For 30 years, the Congressional Management Foundation has published a handbook on how to run a congressional office. “Setting Course: A Congressional Management Guide” was first published in 1984, and provided advice to the 99th Congress on everything from budgeting, to staffing the office, to buying computers. The guidance is not the same as the formal instructions provided by the committees and institutional offices which assist in the management of Congress. Instead, “Setting Course” addresses the mechanics of being a member of Congress or senior staffer and leader of what amounts to a small business.
As the CMF prepared this year’s 30th anniversary edition, we thought it might be interesting (and a little fun) to re-read the first edition from 1984 with eyes toward what has stayed the same and what changed. While certain superficial items pop out to a reader (chiefs of staff were “administrative assistants” and staff assistants were “office secretaries”), it’s remarkable how little has changed during these three decades. This is not a critique that Congress has not improved its operations and use of technology — there is no doubt it has. Rather, it speaks to something inherent in human relations and effective management: leadership and communications lessons are timeless and are the fundamental building blocks to any successful professional endeavor.
In re-reading the CMF’s congressional management advice from 30 years ago, one does notice changes in two areas: technology and ethics. The 1984 edition advised that “automating your scheduling system . . . permits you to whip out your 3-by-5 index cards, printed by computer, each day, to figure out which meeting you’re in and where you’re supposed to go next.” And, “DO anticipate and take steps to address the emotional concerns which often arise among staff when automation is introduced. ‘Terminal-phobia’ and fear of replacement by machines are common concerns which should be confronted as you prepare your office for computerization.”
With respect to ethics, re-reading older editions of “Setting Course” makes clear the unofficial benefits to congressional staff are long gone.
“Trips to Washington are appreciated ‘perks’ for the district staff in many cases. And every office has its ‘freebies’ — the Kennedy Center tickets, the Redskins tickets, etc.” Yes, Virginia, there was a Santa Claus for staffers in the 1980s — “Mr. Lobbyist.” Nowadays, those freebies also come with a federal indictment for violating ethics laws.
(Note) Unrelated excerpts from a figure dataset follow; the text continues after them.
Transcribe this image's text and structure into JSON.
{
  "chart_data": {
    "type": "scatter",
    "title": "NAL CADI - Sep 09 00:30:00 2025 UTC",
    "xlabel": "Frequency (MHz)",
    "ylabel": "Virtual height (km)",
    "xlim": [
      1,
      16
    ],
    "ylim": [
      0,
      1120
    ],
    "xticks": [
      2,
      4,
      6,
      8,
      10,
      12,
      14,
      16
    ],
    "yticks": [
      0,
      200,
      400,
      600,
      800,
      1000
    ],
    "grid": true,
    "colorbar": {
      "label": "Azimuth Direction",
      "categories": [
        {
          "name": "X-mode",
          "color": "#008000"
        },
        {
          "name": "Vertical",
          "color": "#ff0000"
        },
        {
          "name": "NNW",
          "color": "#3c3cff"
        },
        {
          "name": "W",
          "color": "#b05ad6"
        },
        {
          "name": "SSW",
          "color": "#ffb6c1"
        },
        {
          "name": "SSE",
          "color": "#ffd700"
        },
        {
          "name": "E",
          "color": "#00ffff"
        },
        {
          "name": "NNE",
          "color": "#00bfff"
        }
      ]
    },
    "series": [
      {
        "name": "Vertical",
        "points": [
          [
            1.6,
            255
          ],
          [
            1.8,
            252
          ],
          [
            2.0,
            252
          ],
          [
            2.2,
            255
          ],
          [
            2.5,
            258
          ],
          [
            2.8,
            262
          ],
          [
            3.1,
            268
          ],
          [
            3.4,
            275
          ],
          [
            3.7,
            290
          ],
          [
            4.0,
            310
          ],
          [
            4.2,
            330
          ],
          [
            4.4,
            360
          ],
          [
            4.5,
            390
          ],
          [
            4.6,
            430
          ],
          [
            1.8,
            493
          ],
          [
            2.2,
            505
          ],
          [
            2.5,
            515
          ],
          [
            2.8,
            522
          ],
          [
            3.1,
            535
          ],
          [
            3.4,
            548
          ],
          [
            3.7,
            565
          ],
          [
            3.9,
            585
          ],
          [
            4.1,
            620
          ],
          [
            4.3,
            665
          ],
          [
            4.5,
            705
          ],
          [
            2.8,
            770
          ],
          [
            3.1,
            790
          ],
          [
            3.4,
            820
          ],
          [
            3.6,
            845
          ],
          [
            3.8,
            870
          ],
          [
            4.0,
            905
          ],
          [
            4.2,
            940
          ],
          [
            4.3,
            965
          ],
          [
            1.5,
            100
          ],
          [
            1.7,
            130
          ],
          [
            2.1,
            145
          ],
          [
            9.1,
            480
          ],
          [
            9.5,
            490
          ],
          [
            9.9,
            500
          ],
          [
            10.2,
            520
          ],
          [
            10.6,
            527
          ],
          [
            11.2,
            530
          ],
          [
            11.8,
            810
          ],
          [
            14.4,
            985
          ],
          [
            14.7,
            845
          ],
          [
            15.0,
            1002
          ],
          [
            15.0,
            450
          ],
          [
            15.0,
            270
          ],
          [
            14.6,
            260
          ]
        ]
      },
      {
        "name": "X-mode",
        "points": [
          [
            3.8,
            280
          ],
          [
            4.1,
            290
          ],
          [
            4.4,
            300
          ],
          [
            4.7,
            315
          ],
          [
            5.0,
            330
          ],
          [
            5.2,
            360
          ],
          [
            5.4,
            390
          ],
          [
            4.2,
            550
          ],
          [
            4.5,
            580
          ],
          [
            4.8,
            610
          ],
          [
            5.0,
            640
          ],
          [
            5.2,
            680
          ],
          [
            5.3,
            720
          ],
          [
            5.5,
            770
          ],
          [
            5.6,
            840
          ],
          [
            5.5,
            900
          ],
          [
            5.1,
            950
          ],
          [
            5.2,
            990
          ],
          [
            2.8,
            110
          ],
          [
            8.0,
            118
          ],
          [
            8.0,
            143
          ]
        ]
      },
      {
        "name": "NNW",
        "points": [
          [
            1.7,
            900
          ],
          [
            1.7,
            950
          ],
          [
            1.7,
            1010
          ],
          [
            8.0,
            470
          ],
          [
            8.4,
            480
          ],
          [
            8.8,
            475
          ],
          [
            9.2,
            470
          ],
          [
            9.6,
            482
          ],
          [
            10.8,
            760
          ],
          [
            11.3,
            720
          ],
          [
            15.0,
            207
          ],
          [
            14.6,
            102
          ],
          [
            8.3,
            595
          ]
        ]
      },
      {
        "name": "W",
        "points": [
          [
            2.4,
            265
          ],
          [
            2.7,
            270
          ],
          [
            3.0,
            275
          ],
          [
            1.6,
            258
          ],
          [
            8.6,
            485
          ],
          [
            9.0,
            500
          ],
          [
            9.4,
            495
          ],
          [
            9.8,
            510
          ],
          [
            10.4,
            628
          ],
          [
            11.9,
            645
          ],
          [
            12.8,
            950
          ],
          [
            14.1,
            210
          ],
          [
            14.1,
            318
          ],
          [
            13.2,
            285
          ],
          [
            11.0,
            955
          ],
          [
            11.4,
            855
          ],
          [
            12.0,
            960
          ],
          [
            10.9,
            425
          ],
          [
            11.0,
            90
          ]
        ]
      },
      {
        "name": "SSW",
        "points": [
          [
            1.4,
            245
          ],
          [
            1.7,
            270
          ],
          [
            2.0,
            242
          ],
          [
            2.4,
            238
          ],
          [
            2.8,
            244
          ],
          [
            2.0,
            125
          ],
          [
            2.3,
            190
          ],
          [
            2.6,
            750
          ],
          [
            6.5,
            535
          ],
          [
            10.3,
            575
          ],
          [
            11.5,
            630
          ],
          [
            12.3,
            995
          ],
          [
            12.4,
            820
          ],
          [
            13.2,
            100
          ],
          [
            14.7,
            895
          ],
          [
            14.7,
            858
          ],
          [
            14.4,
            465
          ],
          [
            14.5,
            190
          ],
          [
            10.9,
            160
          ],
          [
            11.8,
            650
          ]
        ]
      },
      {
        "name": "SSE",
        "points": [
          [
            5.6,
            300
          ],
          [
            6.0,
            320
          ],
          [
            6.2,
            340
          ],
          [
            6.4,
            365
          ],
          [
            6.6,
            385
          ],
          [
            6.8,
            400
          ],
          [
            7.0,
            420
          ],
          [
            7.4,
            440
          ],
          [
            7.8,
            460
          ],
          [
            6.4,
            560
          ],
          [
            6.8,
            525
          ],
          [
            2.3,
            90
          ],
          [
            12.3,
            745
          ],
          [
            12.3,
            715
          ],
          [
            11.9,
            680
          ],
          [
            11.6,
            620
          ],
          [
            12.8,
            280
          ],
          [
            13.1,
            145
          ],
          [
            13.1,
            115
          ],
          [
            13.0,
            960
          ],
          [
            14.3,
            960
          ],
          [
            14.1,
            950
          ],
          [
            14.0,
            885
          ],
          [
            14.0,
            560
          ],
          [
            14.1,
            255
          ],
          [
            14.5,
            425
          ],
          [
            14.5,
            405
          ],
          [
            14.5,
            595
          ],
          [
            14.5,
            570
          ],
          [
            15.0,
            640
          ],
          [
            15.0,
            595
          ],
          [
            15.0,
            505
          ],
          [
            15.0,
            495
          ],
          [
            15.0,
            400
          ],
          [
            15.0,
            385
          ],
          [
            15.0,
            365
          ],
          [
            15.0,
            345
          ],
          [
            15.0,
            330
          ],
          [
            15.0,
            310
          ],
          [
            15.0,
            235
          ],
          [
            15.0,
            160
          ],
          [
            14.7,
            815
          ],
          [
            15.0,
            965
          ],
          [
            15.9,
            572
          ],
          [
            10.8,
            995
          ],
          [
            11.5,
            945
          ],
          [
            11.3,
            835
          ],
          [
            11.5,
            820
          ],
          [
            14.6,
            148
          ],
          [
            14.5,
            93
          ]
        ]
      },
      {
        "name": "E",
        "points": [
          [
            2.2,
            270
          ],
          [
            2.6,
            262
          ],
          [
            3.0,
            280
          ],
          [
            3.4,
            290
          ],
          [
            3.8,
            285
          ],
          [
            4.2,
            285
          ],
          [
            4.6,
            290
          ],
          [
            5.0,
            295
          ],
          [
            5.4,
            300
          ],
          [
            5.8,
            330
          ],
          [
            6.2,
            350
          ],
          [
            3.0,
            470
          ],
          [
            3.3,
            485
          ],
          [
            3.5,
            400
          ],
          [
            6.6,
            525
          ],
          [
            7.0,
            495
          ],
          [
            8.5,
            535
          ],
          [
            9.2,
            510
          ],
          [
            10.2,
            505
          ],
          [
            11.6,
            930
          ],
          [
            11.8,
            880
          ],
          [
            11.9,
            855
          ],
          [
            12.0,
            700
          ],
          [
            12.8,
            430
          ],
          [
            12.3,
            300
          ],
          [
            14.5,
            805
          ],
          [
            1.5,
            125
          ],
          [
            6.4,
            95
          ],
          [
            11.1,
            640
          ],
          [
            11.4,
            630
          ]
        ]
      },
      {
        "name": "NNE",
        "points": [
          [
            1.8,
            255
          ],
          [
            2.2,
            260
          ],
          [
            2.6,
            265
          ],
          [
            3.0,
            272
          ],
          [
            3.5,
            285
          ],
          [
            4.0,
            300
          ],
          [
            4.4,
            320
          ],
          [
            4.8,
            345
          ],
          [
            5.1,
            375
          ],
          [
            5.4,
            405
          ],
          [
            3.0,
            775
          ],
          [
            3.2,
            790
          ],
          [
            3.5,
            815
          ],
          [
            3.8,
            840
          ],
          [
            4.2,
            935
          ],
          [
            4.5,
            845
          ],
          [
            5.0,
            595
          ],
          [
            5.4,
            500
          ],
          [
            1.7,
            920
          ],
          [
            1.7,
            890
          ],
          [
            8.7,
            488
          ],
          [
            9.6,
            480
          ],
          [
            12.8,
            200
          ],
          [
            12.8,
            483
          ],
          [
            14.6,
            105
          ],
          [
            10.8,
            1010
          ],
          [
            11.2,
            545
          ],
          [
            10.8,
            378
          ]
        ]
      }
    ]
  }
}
But gratifyingly, the key advice from three decades ago still works today. “DON’T hire the whole campaign staff and transport them to Washington. Their skills are not necessarily transferable to the Hill offices and this usually results in massive turnover after the first 90 days.”
The CMF learned of one member in the class of 2012 who broke this rule. He won’t be coming back for the 114th Congress.
We didn’t know whether to laugh or cry at this comment from the 1984 edition: “[House] personal office resources are finite — a maximum of 18 full-time and four part-time staff.” Despite significant population growth in congressional districts and increased demands on offices, staff sizes have remained stagnant and budgets have been cut in recent years.
And this pearl of wisdom from a freshman member of the 99th Congress still applies: “When I first came here, Carroll Campbell (R-S.C.) told me, ‘The first thing you’ve got to learn is that you’re not nearly as bad as the newspapers report, and not near as good as your staff might say, to your face, at least.’”
Also, the tendency of members to overload their staff was as ubiquitous 30 years ago as it is today. “Congressional staffers often complain about the member who returns from the gym where he has picked up on an idea from another member,” says the 1984 text. “He grabs the first aide he sees and says, ‘Hey you! Let’s do such and such,’ regardless of that staffer’s functions or the office’s priorities.” The more things change …
But the most evergreen advice from the 1984 edition of “Setting Course” was this: “As we interviewed members and staff, the most effective and clear-headed individuals were those who had a firm grasp on the notion that no member or office can do everything.”
Bradford Fitch is the president and CEO of the Congressional Management Foundation, and a former congressional staffer.